According to Gartner, the Security software market worth in 2013 reached a total of 19.9 Billion USD, compared to 19 Billion in 2012, reflecting a 4.5% growth – Less than predicted by both Gartner and the Security Software manufacturers.
The research company states that the core reason to the low growth rate is the transition to consumer software. According to the report, 25% of the security software market is based on consumer software, which grew at a rate as small as 3% in 2013. In 2012, for reference, the growth rate of this segment was more than double – 6.2%.
Another trend affecting sales was the manufacturers’ tendency to spread to related fields in order to offer complete solutions to organizations, a tendency which diminished the differences between the companies and caused a minor reduction of prices. In addition, certain saturation on the client’s side was perceived at the developed countries, partially due to a common concept that free solutions now provide a sufficient protection against most cyber threats.
Most of the growth is sourced in the Asian regions and Euro-Asia (12.8% and 9.3%), and in China (11%). None the less, the majority of sales is still taking place in North America, Western Europe and the developed countries in Asia (83%). In these regions the growth rate was as small as 4.3%.

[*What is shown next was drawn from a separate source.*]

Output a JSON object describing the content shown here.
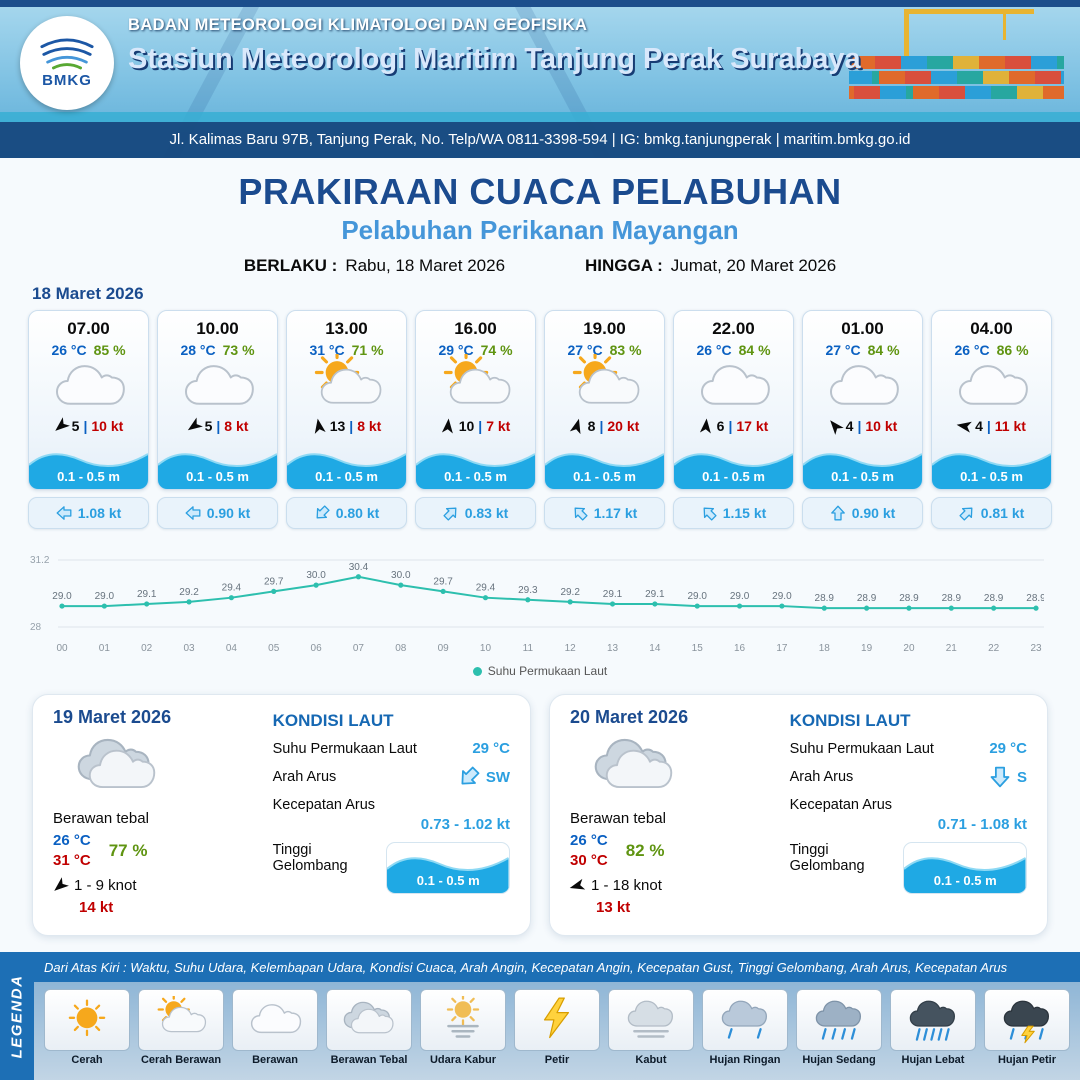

Symantec continues to lead the market with 3.738 billion Dollar sales in 2013- A 0.3% decrease in comparison to 2012. McAfee made a 3.9% growth to a 1.675 billion USD sales, and retains the second place with a market share of 8.7%. IBM made a surprising leap to the third place at Trend Micro‘s expense with a 19.1% growth in sales and a total of 1.136 billion USD revenue, reflecting a market share of 5.7%.